ANZ noted there was increasing voter pushback against rate rises and the government was contemplating rules to cap increases.

"Cyclical pressures on council finances look set to ease, but balancing the books looks likely to remain a fraught task for the foreseeable future, and this will keep the pressure on council rates over the medium term.

"There's a lot more to the decision on whether to buy a house than just the rates bill. But at the margin, it will be putting downward pressure on house prices as prospective buyers and sellers weigh up the costs and benefits of owning a home."

Massey University senior property lecturer Arshad Javed said the trend of rising rates put pressure on household budgets.

"That said, I believe many households are likely to accept rising council rates as a necessary cost of homeownership, with limited impact on overall housing demand or ownership rates.

"With local council elections approaching later this year and general elections next year, council rates are likely to emerge as a key issue for both ratepayers and political representatives.

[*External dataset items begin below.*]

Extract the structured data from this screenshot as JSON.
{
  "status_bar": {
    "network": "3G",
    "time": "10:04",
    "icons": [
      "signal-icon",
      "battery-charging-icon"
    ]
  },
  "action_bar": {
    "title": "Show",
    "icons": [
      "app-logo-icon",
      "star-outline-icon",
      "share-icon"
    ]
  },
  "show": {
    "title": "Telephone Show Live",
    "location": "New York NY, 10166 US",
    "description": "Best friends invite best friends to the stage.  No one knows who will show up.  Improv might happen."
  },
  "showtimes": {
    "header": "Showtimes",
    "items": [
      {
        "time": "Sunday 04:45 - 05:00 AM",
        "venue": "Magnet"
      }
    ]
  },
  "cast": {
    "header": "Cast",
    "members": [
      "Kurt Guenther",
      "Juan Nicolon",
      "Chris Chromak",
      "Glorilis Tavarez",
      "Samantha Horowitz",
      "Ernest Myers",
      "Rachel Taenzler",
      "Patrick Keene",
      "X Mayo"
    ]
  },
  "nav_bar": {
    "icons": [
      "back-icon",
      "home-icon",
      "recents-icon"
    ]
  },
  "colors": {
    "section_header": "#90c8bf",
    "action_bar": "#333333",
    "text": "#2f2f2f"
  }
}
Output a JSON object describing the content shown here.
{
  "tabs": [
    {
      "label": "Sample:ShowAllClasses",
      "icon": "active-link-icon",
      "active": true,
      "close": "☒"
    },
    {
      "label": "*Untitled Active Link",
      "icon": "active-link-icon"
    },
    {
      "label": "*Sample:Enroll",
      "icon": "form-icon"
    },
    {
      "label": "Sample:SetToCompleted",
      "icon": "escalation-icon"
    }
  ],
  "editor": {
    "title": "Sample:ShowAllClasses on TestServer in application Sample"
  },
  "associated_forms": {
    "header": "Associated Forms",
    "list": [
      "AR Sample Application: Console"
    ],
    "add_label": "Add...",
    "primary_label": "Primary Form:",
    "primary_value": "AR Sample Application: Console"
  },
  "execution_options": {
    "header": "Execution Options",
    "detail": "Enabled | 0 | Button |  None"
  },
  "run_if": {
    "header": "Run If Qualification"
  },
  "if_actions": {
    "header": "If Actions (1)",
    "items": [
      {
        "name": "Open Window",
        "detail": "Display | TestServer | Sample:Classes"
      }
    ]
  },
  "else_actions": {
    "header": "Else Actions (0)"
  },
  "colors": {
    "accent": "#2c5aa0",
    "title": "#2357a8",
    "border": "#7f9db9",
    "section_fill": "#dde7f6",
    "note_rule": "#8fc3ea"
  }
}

Growing public sentiment may favour measures such as indexing rates to inflation or capping future increases.

"While a rates rebate scheme is available, it has strict eligibility criteria, households earning $51,658 or more receive no rebate, leaving many without access to financial relief."

Infometrics chief forecaster Gareth Kiernan said civil construction costs and other cost areas for councils were not rising as fast as during the pandemic.

"So what we've seen during last year and this year is something of a catch-up to meet higher baseline costs going forward. The general discussion around rates increases this year suggests that, on average, they will still be reasonably large, but not as big as the 12.2 percent increase recorded in the CPI in 2024.

"Looking further forward, we're still likely to see above-average rates increases over the next few years, because the breadth of responsibilities and work required from local councils has grown over time and, in general, previous rates rises have not always fully covered some of these pressures.

Kiernan said in some cases, there had also been underinvestment in core infrastructure, or underfunding of the cash required to replace depreciating assets, which meant that further rates rises were needed to make up for previously underfunding, which might have kept rates artificially low.

As a result, in some parts of the country, there was a risk that rates rises over the next five-10 years were stronger than forecasts, he said.

"There's obviously the long-running debate about the responsibilities of central versus local government and the perception that increasing amounts of service provision, monitoring, and compliance has been forced on local government by central government. The current government is looking to tighten the focus of local government activities, although this push is primarily coming from an ideological standpoint rather than much of a shift in responsibilities back towards a more centralised model - some possible changes around building consents being one of the exceptions.

"Given central government's own tight fiscal position, there's probably limited scope for a reset of responsibilities in this regard, if any of it is going to end up needing more central government funding instead. The continuing long list of responsibilities faced by local councils also points towards continued above-average rates rises."